Caracas, 1st September (Venezuelanalysis.com) – The Venezuelan government has committed to addressing “difficulties” in the public hospital system after some doctors’ groups complained that a lack of supplies and equipment are affecting patient treatment.

Last Wednesday a group of doctors called “Doctors for Health” gave a press conference in which the organisation denounced a lack of equipment, supplies and capacity in the country’s public health system.

The group, composed of doctors working in public hospitals, claimed that “the National Health Service isn’t free” because patients in some cases have to pay for their own medical supplies or resort to the private sector for certain stages of their treatment.

“We’re indignant and frustrated because we’re the ones who show face to millions of Venezuelans to tell them there aren’t [adequate medical supplies]”, said Dr. Ricardo Strauss, a member of the group.

Doctors for Health further stated that they were preparing a document with all complaints and incidents of lack of supplies in public hospitals to be presented to authorities.

Meanwhile, on Thursday the president of the Venezuelan Pharmaceutical Federation, Freddy Ceballos, warned that the pharmaceutical sector was experiencing problems in the distribution of up to 40% of medicines.

Speaking on private channel Venevision, the industry representative said that the pharmaceutical market “is being maintained intermittently”, blaming the situation on lack of government-granted foreign currency for imports.

In an interview last Friday, Health Minister Isabel Iturria dismissed charges that there exists a “crisis” in Venezuela’s public health system, but conceded that there have emerged “difficulties” which the government is committed to addressing.

“Of course there are difficulties in hospitals, undoubtedly, but the difficulties are handled by working out different plans for the different levels of treatment, and, just like anywhere else in the world, we have to start with the first stage of treatment," the minster said to press.

Last Tuesday the government created a body called the “Greater Health Staff” to correct problems and optimise the functioning of Venezuela’s public hospitals.

“This is an excellent opportunity to coordinate all state institutions…to solve problems and construct a better health system,” said Dr.
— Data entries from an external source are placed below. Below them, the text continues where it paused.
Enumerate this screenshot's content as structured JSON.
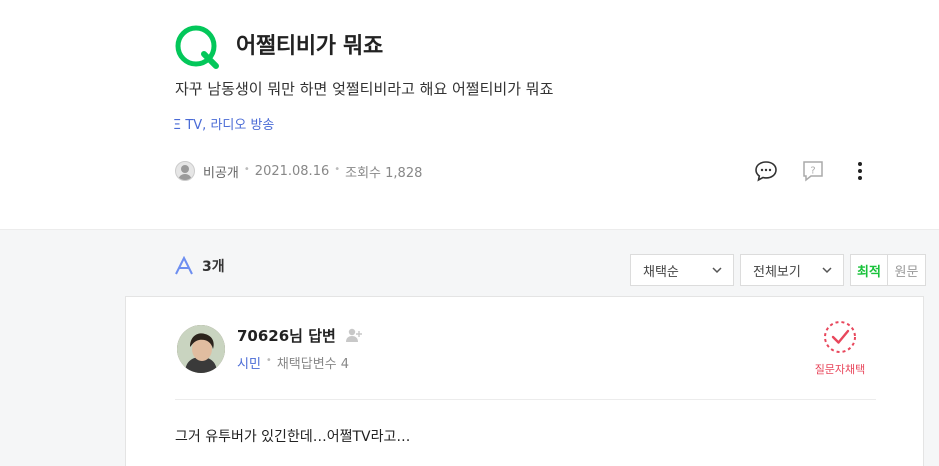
{
  "question": {
    "title": "어쩔티비가 뭐죠",
    "body": "자꾸 남동생이 뭐만 하면 엊쩔티비라고 해요 어쩔티비가 뭐죠",
    "category": "Ξ TV, 라디오 방송",
    "author": "비공개",
    "date": "2021.08.16",
    "views": "조회수 1,828",
    "logo_icon": "q-logo-icon",
    "brand_color": "#03c75a"
  },
  "answers": {
    "letter": "A",
    "count": "3개",
    "sort_label": "채택순",
    "filter_label": "전체보기",
    "toggle_on": "최적",
    "toggle_off": "원문"
  },
  "answer": {
    "name": "70626님 답변",
    "rank": "시민",
    "adopt_count": "채택답변수 4",
    "choose_label": "질문자채택",
    "text": "그거 유투버가 있긴한데…어쩔TV라고…",
    "accent_color": "#e8475c"
  }
}
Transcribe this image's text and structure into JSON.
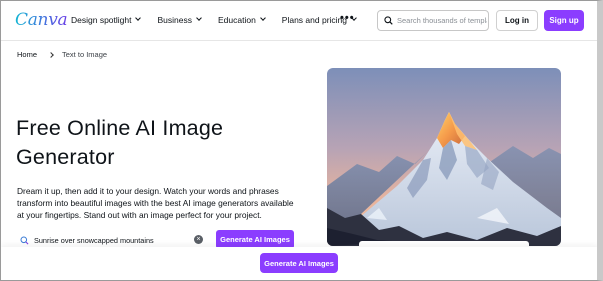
{
  "header": {
    "logo": "Canva",
    "nav": [
      {
        "label": "Design spotlight"
      },
      {
        "label": "Business"
      },
      {
        "label": "Education"
      },
      {
        "label": "Plans and pricing"
      }
    ],
    "more_icon": "more-horizontal-icon",
    "search_placeholder": "Search thousands of templates",
    "login_label": "Log in",
    "signup_label": "Sign up"
  },
  "breadcrumb": {
    "home": "Home",
    "current": "Text to Image"
  },
  "hero": {
    "title_line1": "Free Online AI Image",
    "title_line2": "Generator",
    "description": "Dream it up, then add it to your design. Watch your words and phrases transform into beautiful images with the best AI image generators available at your fingertips. Stand out with an image perfect for your project.",
    "prompt_value": "Sunrise over snowcapped mountains",
    "generate_label": "Generate AI Images",
    "image_alt": "Snowcapped mountain peak lit by sunrise"
  },
  "bottom_bar": {
    "generate_label": "Generate AI Images"
  },
  "colors": {
    "accent": "#8b3dff",
    "text": "#0e1318"
  }
}
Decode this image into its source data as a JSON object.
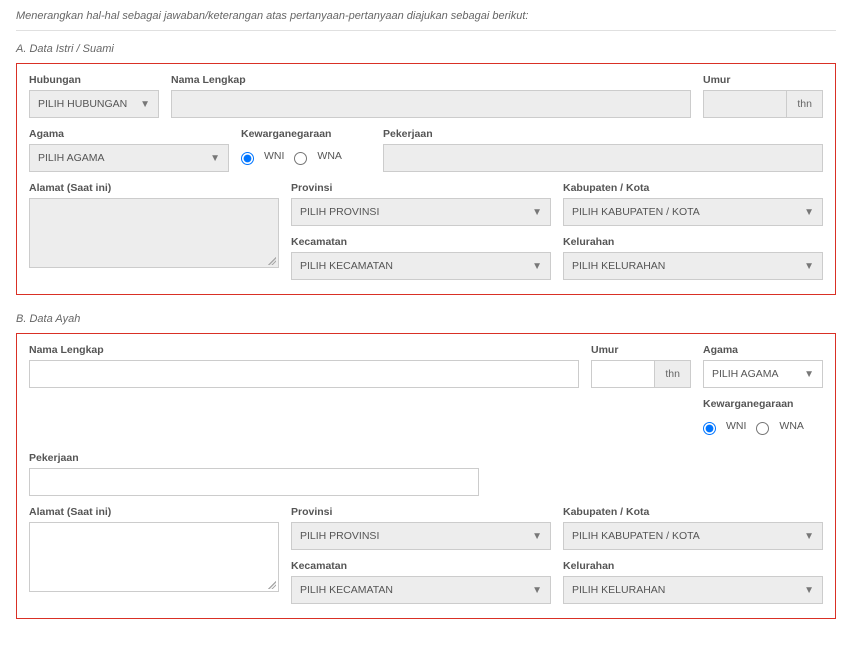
{
  "intro": "Menerangkan hal-hal sebagai jawaban/keterangan atas pertanyaan-pertanyaan diajukan sebagai berikut:",
  "sectionA": {
    "title": "A. Data Istri / Suami",
    "hubungan": {
      "label": "Hubungan",
      "value": "PILIH HUBUNGAN"
    },
    "nama": {
      "label": "Nama Lengkap"
    },
    "umur": {
      "label": "Umur",
      "suffix": "thn"
    },
    "agama": {
      "label": "Agama",
      "value": "PILIH AGAMA"
    },
    "kewarganegaraan": {
      "label": "Kewarganegaraan",
      "opt1": "WNI",
      "opt2": "WNA"
    },
    "pekerjaan": {
      "label": "Pekerjaan"
    },
    "alamat": {
      "label": "Alamat (Saat ini)"
    },
    "provinsi": {
      "label": "Provinsi",
      "value": "PILIH PROVINSI"
    },
    "kabupaten": {
      "label": "Kabupaten / Kota",
      "value": "PILIH KABUPATEN / KOTA"
    },
    "kecamatan": {
      "label": "Kecamatan",
      "value": "PILIH KECAMATAN"
    },
    "kelurahan": {
      "label": "Kelurahan",
      "value": "PILIH KELURAHAN"
    }
  },
  "sectionB": {
    "title": "B. Data Ayah",
    "nama": {
      "label": "Nama Lengkap"
    },
    "umur": {
      "label": "Umur",
      "suffix": "thn"
    },
    "agama": {
      "label": "Agama",
      "value": "PILIH AGAMA"
    },
    "kewarganegaraan": {
      "label": "Kewarganegaraan",
      "opt1": "WNI",
      "opt2": "WNA"
    },
    "pekerjaan": {
      "label": "Pekerjaan"
    },
    "alamat": {
      "label": "Alamat (Saat ini)"
    },
    "provinsi": {
      "label": "Provinsi",
      "value": "PILIH PROVINSI"
    },
    "kabupaten": {
      "label": "Kabupaten / Kota",
      "value": "PILIH KABUPATEN / KOTA"
    },
    "kecamatan": {
      "label": "Kecamatan",
      "value": "PILIH KECAMATAN"
    },
    "kelurahan": {
      "label": "Kelurahan",
      "value": "PILIH KELURAHAN"
    }
  }
}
Francisco Armada, who participates in public health planning.

The Greater Health Staff will focus on specific tasks such as repairs to hospital infrastructure and ensuring the provision of supplies and equipment to hospitals. It will first work with 11 of Venezuela’s 241 public hospitals, to be extended thereafter.

Health Minister Iturria also argued that the functioning of Venezuela’s public health system can be judged by the improvement of health indicators under the Bolivarian government, such as the fall in infant mortality from 22 per 1000 live births in 1998 to 14 per 1000 live births currently.

Along with expanding public healthcare provision since 2003 under the Barrio Adentro system with help from Cuba, the administration of Hugo Chavez also trained 14,000 new doctors in the new Comprehensive Community Medicine (MIC) program.

A further 20,000 community doctors are currently in training and expected to graduate during the next five years, to then work in community clinics and public hospitals throughout the country.